I will appreciate some help to resolve this.
Thank you.
Rafiat.
Solved! Go to Solution.
From the information provided, it is strange that your VM shows a larger disk than what you have configured. You could report this issue on issue tracker. Also you should reach the Support team for further assistance.
From the logs you have shared, I see you got two alerts of type type.googleapis.com/cloud_integrity.IntegrityEvent
.
On this Stack Overflow question, there is a review on a problem similar to yours:
This answer briefly explains the issue:
This seems to be a shielded VM with "integrity monitoring" enabled and most likely this is caused by an integrity validation failure.
This answer shows a command to solve the issue:
gcloud compute instances update INSTANCE_NAME --shielded-learn-integrity-policyInstance must be running and have Integrity Monitoring enabled.

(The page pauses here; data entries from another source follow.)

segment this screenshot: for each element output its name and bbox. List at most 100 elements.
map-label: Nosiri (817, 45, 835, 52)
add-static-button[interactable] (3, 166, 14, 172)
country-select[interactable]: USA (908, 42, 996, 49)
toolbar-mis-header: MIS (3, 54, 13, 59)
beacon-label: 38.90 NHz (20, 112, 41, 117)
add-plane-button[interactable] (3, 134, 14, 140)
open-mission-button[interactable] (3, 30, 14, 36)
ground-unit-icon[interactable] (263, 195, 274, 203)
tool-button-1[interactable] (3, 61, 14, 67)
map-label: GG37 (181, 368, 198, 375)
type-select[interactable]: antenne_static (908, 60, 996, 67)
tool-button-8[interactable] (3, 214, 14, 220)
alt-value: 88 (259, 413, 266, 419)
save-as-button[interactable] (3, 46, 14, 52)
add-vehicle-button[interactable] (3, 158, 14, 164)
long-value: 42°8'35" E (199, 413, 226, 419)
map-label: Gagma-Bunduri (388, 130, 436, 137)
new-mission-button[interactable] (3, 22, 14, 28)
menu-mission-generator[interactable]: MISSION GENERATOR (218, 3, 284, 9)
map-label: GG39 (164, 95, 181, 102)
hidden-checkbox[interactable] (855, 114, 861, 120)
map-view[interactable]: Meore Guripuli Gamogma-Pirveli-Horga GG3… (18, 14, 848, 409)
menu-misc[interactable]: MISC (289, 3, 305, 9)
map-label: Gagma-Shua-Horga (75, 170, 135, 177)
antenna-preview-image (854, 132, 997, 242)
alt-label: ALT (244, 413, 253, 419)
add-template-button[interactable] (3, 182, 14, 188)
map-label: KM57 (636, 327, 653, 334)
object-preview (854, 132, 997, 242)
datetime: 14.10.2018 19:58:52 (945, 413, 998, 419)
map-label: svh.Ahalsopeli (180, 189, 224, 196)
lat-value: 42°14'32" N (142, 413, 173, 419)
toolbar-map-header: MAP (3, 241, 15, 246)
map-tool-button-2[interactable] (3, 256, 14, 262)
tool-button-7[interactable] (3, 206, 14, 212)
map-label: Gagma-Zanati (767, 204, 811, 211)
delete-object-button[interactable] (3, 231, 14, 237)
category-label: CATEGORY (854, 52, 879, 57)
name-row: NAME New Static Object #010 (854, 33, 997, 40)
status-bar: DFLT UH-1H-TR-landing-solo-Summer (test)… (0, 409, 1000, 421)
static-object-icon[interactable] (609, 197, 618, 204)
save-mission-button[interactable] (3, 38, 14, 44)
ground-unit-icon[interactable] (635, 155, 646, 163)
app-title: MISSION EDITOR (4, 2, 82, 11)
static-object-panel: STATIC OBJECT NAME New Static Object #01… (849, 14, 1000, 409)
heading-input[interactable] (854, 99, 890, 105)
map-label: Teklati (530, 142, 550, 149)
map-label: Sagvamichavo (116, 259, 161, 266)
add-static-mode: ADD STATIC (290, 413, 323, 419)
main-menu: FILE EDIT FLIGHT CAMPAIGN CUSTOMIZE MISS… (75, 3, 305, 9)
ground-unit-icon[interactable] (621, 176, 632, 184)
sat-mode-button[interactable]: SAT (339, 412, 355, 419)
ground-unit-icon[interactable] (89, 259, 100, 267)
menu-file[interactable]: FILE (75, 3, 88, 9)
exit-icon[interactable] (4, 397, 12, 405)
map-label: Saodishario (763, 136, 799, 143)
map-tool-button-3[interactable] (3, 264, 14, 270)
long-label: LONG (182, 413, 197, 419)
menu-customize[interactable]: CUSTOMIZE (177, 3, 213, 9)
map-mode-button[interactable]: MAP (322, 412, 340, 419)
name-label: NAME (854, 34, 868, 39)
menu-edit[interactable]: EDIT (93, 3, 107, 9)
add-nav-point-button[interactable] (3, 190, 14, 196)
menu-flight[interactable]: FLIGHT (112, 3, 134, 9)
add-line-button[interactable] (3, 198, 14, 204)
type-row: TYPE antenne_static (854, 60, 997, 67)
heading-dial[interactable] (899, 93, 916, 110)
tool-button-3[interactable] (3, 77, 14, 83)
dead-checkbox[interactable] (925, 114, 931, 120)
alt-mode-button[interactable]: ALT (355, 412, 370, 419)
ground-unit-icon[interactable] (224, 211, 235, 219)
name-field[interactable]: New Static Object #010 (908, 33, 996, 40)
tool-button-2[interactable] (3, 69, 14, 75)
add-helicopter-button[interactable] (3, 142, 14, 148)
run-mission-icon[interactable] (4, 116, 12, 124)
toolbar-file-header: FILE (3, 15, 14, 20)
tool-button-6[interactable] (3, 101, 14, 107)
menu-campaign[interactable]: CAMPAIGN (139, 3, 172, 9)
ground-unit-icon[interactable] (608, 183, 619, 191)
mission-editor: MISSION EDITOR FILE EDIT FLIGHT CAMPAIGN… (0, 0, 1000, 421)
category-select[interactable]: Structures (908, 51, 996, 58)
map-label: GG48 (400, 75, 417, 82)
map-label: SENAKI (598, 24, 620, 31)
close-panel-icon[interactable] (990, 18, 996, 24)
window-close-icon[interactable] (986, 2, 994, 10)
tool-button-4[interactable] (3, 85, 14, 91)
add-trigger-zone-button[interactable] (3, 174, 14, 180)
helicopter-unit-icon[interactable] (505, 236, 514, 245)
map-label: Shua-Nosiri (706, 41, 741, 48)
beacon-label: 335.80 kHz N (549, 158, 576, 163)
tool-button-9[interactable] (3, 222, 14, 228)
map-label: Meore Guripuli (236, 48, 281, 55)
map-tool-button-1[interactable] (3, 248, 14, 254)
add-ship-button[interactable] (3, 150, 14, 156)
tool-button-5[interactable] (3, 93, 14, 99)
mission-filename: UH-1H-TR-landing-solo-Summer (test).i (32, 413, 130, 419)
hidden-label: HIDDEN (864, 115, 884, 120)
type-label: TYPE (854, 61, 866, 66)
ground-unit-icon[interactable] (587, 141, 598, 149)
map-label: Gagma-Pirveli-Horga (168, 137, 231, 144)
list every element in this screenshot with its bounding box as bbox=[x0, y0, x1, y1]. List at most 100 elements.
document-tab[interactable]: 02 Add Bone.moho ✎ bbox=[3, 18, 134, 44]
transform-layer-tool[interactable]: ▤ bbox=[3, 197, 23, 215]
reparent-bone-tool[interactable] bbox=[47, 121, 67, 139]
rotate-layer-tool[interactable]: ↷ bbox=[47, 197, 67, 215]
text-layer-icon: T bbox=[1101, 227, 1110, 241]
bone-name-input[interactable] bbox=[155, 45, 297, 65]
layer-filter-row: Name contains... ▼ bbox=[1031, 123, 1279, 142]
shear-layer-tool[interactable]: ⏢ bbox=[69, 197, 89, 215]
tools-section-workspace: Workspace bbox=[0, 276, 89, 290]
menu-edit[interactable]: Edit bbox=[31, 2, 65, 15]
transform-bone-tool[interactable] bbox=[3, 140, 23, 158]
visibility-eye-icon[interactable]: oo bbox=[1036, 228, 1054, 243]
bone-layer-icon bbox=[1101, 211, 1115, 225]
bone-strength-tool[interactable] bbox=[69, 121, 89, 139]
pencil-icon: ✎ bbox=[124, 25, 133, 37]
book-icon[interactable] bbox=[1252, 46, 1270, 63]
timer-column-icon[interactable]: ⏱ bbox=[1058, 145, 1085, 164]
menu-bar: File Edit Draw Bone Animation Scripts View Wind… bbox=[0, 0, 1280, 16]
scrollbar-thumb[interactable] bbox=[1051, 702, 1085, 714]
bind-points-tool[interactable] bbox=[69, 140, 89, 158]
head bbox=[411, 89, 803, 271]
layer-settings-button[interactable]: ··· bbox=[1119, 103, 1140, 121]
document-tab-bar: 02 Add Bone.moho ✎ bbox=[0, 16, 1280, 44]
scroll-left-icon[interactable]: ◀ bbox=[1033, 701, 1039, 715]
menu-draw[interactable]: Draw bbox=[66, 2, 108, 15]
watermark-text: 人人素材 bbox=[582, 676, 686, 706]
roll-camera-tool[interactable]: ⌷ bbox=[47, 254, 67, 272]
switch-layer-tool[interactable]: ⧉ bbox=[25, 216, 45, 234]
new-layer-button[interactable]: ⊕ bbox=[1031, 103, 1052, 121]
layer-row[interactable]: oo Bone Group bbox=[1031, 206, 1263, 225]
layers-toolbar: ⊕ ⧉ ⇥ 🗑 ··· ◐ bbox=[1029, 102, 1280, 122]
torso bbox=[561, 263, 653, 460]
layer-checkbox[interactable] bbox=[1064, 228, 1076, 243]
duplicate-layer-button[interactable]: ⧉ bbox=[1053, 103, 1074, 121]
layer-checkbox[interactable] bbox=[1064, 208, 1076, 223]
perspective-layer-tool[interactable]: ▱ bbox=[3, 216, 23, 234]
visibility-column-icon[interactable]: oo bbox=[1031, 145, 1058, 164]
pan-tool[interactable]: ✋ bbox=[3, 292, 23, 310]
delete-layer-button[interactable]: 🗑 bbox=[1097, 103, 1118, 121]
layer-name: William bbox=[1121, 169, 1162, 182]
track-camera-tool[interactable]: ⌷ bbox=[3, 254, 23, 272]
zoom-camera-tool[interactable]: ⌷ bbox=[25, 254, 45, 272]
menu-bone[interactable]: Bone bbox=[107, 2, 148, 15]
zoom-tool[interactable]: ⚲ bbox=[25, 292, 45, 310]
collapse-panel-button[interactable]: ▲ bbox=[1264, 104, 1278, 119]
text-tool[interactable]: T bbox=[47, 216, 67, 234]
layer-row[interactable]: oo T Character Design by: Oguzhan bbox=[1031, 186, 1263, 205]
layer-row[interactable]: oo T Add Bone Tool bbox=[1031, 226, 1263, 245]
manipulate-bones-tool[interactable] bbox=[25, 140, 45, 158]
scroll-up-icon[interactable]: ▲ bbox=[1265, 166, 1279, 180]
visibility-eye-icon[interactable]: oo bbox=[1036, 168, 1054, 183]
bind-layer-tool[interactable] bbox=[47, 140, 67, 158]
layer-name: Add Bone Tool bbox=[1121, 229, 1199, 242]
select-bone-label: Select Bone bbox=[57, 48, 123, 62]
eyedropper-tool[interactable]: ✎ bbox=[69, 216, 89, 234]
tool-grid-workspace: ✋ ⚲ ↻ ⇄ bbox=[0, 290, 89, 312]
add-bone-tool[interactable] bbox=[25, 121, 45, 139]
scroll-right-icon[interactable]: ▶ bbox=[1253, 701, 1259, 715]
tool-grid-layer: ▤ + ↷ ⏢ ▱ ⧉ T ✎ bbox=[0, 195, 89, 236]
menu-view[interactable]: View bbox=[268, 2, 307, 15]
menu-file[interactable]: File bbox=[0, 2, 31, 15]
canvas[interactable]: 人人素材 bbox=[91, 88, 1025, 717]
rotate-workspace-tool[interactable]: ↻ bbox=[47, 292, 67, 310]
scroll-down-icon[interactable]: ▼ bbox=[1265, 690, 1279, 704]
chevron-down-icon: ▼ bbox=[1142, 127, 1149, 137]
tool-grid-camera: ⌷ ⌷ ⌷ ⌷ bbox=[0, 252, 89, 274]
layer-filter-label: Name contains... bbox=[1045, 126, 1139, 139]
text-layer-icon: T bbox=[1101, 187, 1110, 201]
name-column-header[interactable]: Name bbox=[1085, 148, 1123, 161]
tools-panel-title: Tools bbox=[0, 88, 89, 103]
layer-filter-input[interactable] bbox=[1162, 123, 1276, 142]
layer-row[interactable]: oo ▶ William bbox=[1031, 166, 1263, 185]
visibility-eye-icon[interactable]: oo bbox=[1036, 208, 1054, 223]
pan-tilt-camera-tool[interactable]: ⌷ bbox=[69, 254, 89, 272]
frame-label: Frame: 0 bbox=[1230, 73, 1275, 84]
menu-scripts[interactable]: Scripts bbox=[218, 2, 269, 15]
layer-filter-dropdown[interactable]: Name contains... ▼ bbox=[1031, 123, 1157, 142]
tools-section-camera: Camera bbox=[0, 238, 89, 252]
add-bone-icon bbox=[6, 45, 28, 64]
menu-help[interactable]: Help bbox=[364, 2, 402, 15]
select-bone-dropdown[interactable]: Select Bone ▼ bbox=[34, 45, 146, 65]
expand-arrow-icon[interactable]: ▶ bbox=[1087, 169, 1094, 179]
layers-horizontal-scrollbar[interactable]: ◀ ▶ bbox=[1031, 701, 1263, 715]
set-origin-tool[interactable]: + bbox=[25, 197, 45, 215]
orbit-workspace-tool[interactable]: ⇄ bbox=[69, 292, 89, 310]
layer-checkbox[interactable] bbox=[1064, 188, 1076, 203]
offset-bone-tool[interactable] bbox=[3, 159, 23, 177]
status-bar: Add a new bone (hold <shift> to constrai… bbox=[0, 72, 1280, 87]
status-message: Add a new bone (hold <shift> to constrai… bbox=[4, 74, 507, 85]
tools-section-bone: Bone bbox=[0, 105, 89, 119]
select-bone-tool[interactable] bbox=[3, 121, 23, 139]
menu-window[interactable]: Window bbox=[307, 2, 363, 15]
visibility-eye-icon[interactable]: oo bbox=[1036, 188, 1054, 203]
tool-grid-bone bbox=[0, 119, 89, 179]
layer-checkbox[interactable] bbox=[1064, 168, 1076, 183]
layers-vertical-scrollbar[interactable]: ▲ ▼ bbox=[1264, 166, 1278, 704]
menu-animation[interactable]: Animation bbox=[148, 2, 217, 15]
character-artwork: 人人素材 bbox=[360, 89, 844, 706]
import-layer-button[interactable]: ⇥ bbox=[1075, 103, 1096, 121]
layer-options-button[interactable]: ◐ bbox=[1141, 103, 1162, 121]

On this comment, there is an detailed explanation for this issue happening:
This issue occurs commonly after updating the machine's kernel. The Titan security chip that Google uses on most of its hardware finds that the Kernel is now different to the last baseline taken, and locks up the machine to protect it from any outside threats. The above command will resolve this by resetting that baseline to match your machine's current/new setup, and should keep the security chip happy, as it's now operating as expected.
See also:
Hello cristianrm,
Thank you for your response and the solutions provided.
I have tried this:
gcloud compute instances update INSTANCE_NAME --shielded-learn-integrity-policy
It cleared the integrity error but still the website is not displaying and I could not access the vm through ssh both from the desktop and console.
Permission denied (publickey).
(gcloud.compute.ssh) [/usr/bin/ssh] exited with return code [255]
I ran the ssh trouble shoot and one of the suggestion I got is possibly the disk has ran out of space. I checked the disk it was 77% used and I increased it but the percentage use still remain 77% despite increase in disk size.
still I can't view the website and ssh access is still denied.
From the console, I troubleshoot ssh access and it return
VM - ok
network- ok
user permission: OK
buts till can't access by ssh.
This is the disk after I increased from 10G to 25G, not to sure about the details in the in the screen shot because it reads 60G.
sudo df -T
sudo lsblk
From the information provided, it is strange that your VM shows a larger disk than what you have configured. You could report this issue on issue tracker. Also you should reach the Support team for further assistance.
Thank you, much appreciated.
I was able to access support and I worked with them to resolve the problem. The solution being that, I had to delete and start all over as I could not access the vm to retrieve the website files. Since the website was a migration from physical host to the clouds, I still have the files for reuse.
It was a good learning experience and I learnt to create snapshots of my VM for backup and I also learn about the process of how I can retrieving files vm when they become inaccessible like I experienced.